When a user clicks a partner link (such as a banner or text link), a tracking cookie is set to record:
The advertiser and partner’s program ID.
The date and time of the click.
The commission (based on the program’s setup) that can be rewarded.
Additional link parameters.
This ensures the right partner receives commission for the conversion.
First-party and third-party cookies
Tracking cookies can be set on the advertiser’s domain (first-party) or on Awin’s domain (third-party). Modern browsers prefer first‑party cookies, which is why Awin supports and encourages standard tracking methods that use first‑party cookies or (where possible) cookieless solutions.
Cookie duration
The cookie duration defines how long a cookie remains valid after a user clicks a partner link. Industry standard is 30 days, but durations may vary by program. To check your program’s cookie duration, go to: Account > Profile > Overview.
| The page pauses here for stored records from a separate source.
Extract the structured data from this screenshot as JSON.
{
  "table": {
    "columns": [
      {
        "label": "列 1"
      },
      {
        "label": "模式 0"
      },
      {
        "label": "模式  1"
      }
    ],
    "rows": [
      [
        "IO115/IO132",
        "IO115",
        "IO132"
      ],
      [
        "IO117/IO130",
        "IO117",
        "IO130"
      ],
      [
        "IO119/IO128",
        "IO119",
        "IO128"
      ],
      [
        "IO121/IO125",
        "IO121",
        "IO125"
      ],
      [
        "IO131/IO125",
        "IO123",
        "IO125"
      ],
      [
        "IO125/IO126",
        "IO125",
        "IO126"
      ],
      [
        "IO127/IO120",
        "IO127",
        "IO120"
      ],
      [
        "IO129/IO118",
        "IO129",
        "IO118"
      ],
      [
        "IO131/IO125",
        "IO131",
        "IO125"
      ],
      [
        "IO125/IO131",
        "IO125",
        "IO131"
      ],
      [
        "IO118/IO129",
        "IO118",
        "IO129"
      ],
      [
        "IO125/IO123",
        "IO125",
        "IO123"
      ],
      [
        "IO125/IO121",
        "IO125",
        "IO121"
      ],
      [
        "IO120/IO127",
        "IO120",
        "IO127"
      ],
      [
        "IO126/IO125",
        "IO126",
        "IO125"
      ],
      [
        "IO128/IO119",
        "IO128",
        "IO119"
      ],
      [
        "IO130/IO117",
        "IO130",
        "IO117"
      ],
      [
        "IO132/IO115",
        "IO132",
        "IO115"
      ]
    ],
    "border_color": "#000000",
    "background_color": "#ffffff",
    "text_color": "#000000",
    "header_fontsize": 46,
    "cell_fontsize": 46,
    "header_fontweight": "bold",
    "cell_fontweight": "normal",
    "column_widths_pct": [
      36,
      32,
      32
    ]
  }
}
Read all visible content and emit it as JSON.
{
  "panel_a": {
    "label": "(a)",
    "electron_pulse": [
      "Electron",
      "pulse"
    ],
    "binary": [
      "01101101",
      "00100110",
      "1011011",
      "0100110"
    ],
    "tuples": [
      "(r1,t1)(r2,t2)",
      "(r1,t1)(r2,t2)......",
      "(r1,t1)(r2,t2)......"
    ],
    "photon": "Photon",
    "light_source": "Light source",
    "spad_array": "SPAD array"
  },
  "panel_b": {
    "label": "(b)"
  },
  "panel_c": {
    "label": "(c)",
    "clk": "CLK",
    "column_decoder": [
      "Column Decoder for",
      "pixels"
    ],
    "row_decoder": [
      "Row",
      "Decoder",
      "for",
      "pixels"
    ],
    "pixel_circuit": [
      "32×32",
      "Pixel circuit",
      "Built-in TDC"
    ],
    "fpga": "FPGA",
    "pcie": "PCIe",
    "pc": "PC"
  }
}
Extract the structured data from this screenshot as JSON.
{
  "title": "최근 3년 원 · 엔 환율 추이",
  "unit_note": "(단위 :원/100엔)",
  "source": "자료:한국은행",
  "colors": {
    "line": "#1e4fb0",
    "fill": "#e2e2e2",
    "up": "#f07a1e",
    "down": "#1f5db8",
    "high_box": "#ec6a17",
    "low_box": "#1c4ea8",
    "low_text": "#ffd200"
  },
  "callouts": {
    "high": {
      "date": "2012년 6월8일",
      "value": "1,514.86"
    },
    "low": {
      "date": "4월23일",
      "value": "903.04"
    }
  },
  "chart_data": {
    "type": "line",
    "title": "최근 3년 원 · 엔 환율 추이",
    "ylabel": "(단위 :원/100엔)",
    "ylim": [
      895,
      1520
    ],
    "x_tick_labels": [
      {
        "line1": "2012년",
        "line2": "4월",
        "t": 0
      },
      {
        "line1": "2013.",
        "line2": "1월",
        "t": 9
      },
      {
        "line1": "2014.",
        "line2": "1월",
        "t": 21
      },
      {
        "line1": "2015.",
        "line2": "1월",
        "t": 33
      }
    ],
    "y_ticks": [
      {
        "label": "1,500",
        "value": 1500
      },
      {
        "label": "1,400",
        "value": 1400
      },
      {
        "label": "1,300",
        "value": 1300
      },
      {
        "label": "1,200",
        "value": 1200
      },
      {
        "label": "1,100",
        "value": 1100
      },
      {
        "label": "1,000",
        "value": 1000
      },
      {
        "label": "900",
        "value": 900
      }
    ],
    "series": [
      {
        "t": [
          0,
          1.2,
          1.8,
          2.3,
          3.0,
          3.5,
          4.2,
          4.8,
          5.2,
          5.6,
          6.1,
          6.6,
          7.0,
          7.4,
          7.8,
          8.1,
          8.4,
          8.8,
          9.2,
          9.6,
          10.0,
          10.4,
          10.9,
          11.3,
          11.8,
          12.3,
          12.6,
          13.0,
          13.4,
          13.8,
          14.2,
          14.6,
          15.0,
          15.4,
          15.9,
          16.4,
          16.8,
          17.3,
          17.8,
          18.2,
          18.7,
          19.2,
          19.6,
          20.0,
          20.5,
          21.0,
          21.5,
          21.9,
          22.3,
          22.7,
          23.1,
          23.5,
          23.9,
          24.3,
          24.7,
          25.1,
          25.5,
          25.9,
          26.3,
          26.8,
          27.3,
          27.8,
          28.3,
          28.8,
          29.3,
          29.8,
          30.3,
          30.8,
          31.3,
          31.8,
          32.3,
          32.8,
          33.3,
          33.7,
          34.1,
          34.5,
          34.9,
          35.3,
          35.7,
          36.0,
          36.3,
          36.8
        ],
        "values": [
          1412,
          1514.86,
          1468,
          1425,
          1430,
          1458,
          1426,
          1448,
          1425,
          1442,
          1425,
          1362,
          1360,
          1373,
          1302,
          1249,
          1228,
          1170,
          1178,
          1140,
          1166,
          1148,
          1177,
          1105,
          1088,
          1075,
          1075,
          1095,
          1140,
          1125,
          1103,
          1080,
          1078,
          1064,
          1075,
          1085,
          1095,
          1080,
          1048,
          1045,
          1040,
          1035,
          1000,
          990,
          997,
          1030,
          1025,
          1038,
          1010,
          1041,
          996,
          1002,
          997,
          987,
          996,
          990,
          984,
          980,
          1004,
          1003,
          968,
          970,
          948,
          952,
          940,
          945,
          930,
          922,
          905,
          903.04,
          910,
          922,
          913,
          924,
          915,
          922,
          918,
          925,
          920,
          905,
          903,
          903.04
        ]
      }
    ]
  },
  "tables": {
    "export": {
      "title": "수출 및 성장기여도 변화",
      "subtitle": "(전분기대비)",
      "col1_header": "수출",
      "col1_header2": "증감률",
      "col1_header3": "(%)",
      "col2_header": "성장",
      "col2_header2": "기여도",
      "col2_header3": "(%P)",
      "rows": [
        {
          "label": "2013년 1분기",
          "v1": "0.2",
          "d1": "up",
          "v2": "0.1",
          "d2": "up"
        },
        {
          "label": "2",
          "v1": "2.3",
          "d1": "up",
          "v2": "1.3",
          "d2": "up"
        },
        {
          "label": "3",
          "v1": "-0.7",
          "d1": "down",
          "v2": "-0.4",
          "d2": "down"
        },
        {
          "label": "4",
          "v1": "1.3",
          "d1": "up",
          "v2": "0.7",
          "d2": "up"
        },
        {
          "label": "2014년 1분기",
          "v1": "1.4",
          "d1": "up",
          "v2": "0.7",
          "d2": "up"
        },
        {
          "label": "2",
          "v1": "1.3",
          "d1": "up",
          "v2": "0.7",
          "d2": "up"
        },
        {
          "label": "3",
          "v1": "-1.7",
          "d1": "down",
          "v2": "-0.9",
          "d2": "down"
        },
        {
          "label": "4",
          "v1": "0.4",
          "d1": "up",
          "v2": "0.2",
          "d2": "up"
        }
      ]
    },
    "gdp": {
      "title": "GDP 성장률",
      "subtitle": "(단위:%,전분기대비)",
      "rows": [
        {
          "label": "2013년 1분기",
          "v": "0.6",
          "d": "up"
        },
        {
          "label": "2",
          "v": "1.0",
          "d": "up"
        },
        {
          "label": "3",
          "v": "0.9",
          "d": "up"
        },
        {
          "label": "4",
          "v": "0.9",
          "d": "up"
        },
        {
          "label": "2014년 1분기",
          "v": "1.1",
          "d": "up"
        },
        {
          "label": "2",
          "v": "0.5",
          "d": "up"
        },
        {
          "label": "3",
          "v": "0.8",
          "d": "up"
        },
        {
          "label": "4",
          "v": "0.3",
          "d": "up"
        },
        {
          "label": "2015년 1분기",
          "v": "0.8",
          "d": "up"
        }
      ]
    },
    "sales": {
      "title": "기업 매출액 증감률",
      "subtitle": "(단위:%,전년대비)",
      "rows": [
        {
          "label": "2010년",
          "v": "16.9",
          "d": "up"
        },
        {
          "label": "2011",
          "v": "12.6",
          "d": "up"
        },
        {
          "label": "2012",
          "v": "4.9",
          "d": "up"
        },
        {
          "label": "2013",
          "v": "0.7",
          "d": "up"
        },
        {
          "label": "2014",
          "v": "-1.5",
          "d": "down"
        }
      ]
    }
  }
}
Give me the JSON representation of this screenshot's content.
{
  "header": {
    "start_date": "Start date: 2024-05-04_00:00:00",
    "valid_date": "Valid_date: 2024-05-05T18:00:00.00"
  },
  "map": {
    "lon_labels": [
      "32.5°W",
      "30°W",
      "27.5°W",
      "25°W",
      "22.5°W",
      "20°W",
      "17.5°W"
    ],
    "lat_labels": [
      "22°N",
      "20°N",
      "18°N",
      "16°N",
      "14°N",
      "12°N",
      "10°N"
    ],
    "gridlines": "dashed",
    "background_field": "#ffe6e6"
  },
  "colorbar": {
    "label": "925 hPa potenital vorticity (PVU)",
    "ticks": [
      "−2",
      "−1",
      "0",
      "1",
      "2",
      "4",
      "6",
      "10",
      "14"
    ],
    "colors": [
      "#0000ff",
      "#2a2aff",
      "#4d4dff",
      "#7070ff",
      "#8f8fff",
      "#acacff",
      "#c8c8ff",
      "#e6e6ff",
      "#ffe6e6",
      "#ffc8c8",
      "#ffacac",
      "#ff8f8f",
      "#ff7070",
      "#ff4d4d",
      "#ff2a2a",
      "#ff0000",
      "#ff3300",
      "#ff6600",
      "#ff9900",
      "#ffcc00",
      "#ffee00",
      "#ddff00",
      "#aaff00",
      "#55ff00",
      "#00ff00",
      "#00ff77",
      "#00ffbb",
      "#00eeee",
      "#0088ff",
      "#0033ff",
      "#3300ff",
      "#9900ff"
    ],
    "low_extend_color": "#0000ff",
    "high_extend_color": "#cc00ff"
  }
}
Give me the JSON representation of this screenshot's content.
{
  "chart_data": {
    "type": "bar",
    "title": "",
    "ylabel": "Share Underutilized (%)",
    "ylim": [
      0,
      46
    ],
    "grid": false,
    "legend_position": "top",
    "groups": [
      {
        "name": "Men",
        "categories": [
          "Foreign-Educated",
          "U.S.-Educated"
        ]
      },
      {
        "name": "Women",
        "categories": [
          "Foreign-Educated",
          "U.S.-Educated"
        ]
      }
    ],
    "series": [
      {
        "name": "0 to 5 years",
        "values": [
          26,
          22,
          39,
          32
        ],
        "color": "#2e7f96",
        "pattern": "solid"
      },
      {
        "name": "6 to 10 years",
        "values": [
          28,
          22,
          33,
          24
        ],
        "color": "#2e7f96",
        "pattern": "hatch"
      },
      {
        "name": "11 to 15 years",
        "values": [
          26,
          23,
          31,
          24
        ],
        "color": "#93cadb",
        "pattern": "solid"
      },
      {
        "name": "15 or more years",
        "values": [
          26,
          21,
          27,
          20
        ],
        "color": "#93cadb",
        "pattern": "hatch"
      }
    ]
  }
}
Using link parameters for richer attribution
Link parameters (custom parameters) can be added to affiliate links to provide more data, without using personally identifiable information. They can encode meaningful information such as:
Product details (e.g., SKU, color, sub brand, destination)
Payment or delivery type
Partner identifiers and campaign details
This enables granular reporting and commission logic while keeping personally identifiable information (PII) out of scope in standard setups.